A TINY, exquisitely made box found on an excavated street in Jerusalem is a token of Christian faith from 1400 years ago, Israeli archeologists say.
The box, carved from an animal bone, decorated with a cross on the lid and measuring 2cm by 1.5cm, was probably carried by a Christian around the end of the 6th century AD, according to Yana Tchekhanovets of the Israel Antiquities Authority, one of the directors of the excavation where the box was found.
When the lid is removed, the remains of two portraits are visible in paint and gold leaf. A man and a woman, they are probably Christian saints and possibly Jesus and the Virgin Mary.

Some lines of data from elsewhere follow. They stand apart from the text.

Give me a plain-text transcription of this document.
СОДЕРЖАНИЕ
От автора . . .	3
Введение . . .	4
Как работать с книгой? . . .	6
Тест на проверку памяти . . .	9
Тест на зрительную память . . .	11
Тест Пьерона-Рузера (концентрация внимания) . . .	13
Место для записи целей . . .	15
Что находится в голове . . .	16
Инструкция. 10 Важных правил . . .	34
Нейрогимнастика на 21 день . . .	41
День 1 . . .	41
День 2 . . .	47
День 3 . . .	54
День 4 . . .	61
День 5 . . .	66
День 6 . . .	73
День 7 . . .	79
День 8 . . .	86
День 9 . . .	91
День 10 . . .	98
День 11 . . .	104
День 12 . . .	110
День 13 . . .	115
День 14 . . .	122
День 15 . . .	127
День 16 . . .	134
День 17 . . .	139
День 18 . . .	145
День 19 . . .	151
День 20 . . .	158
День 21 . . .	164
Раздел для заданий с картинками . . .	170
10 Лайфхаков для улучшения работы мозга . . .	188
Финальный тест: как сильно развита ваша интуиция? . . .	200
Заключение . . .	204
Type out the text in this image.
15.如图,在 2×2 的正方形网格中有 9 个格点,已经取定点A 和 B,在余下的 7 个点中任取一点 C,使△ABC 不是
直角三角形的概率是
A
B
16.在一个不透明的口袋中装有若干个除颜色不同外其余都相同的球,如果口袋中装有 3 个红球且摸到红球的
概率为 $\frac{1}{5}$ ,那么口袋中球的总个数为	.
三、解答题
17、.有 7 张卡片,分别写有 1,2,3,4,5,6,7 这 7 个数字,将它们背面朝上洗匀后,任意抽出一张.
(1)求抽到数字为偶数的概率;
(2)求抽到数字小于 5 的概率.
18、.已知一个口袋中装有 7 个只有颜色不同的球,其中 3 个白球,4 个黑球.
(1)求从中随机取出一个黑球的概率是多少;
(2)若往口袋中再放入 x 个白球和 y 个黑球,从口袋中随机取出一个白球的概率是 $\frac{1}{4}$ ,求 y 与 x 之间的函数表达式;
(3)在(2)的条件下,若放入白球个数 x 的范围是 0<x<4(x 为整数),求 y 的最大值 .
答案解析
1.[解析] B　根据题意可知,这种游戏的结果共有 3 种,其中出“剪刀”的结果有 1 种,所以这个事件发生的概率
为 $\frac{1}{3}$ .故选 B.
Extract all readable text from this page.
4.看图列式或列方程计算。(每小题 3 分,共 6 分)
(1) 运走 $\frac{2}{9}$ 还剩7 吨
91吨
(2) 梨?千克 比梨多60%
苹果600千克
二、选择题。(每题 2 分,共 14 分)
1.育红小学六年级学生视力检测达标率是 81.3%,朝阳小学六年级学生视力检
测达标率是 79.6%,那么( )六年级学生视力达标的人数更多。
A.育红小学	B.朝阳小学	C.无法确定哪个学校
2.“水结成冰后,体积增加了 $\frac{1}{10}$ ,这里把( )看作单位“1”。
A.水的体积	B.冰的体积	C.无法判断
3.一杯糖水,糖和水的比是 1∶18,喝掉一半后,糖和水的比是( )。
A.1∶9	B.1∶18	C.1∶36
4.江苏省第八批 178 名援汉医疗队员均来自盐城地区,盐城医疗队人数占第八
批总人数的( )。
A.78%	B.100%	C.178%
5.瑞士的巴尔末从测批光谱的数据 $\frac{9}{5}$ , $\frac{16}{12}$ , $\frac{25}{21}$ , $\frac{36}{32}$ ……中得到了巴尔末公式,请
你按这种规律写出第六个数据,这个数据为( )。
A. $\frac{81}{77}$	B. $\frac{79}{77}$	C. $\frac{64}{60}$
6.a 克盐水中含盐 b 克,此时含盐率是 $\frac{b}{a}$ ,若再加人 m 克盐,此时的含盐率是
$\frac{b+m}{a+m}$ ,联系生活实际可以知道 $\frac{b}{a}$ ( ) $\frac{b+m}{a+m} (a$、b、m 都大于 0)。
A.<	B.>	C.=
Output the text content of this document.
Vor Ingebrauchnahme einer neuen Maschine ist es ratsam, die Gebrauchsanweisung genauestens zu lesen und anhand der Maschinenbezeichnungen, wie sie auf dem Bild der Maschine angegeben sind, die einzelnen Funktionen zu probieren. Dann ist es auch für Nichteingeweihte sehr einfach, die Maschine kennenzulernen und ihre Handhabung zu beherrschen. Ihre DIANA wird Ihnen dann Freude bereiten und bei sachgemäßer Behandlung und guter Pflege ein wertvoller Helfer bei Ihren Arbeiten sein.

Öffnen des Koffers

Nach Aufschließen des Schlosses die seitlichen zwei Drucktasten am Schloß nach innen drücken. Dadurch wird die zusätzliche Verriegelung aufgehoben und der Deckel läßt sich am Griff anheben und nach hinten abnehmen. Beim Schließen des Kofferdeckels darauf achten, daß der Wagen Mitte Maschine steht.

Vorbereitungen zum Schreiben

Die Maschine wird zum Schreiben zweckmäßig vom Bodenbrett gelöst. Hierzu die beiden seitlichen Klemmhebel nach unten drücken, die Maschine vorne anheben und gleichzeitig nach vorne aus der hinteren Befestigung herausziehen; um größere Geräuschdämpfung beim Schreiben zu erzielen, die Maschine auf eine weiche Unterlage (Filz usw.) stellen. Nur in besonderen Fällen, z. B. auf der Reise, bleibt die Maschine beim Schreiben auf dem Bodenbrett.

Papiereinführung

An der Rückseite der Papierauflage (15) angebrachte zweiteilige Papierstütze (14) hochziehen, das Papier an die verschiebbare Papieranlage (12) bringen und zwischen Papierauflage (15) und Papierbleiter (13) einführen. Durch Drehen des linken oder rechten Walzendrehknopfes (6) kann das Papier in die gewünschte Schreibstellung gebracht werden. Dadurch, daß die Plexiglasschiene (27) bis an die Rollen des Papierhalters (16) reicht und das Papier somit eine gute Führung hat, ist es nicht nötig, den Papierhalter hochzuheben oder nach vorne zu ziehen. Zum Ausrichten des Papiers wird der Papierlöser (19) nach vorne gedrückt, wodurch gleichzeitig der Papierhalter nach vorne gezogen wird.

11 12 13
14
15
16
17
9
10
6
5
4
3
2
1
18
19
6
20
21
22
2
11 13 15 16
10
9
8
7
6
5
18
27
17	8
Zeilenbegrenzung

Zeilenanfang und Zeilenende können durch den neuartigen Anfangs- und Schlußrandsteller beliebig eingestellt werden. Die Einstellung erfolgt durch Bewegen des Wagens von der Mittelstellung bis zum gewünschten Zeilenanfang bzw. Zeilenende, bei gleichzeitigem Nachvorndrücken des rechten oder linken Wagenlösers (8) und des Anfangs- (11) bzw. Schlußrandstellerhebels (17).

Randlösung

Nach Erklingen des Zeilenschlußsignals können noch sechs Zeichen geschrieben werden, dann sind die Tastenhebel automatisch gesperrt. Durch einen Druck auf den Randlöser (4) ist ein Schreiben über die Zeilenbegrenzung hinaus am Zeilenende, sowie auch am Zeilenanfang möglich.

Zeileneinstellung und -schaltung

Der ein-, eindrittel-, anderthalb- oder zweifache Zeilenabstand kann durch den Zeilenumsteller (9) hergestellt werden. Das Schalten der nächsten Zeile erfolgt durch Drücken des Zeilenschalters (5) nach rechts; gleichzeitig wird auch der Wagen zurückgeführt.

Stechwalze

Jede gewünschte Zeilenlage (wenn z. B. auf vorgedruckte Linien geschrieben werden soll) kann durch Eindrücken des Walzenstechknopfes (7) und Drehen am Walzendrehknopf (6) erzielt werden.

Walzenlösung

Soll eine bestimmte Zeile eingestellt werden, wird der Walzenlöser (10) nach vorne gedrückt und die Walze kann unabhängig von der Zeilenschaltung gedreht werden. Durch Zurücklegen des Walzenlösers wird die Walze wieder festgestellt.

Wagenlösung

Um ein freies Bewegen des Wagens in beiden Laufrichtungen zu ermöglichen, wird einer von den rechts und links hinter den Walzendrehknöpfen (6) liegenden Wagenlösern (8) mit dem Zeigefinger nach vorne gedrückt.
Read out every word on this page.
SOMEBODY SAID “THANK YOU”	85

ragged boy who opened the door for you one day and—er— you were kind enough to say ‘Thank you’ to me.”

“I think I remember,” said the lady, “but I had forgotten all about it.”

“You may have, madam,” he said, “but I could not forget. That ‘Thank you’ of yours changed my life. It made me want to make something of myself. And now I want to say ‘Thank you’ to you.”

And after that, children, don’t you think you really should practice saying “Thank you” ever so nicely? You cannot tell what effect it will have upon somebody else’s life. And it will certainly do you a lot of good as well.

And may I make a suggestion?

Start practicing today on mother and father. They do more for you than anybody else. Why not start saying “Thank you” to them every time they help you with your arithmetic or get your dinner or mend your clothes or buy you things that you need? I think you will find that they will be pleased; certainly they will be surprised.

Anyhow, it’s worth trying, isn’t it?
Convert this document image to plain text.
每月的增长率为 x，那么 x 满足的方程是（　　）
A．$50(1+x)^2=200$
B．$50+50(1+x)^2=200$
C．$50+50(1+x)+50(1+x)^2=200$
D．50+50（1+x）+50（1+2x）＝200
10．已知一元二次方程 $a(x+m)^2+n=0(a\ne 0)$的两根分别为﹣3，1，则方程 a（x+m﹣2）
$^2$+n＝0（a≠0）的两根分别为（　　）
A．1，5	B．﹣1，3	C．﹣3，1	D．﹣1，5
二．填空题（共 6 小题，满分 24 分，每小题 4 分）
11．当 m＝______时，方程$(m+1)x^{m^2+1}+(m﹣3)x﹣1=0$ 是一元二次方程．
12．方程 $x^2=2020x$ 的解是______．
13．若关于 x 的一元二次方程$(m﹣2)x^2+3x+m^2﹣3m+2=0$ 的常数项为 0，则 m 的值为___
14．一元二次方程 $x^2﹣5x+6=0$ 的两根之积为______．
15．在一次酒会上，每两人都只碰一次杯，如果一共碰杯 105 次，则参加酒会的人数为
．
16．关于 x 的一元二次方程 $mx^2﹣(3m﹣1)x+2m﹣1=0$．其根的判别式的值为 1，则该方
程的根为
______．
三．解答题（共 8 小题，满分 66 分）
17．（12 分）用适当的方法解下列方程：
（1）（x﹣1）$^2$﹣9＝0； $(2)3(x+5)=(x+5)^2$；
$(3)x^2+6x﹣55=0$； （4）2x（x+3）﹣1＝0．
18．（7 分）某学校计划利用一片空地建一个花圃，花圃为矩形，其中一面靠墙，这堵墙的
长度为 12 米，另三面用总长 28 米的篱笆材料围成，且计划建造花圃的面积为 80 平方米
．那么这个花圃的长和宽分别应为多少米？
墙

The box was found outside the walls of Jerusalem’s Old City in the remains of a Byzantine-era road. Uncovered two years ago, it was treated by preservation experts and researched before it was unveiled at an archeological conference last week. The box offers the first archeological evidence that the use of icons in the Byzantine period was not limited to church ceremonies.
Part of a similar box was found in Jordan three decades ago, but this is the only well-preserved whole example found so far. Similar icons are carried today by some Christians, especially from the eastern Orthodox churches.
The relic was found in the City of David excavation, named for the biblical monarch thought to have ruled a Jewish kingdom from the site.
The politically sensitive dig is in the Palestinian area of Silwan, just outside the Old City walls in east Jerusalem, the section of the city captured by Israeli forces in 1967 and still claimed by Palestinians as their capital.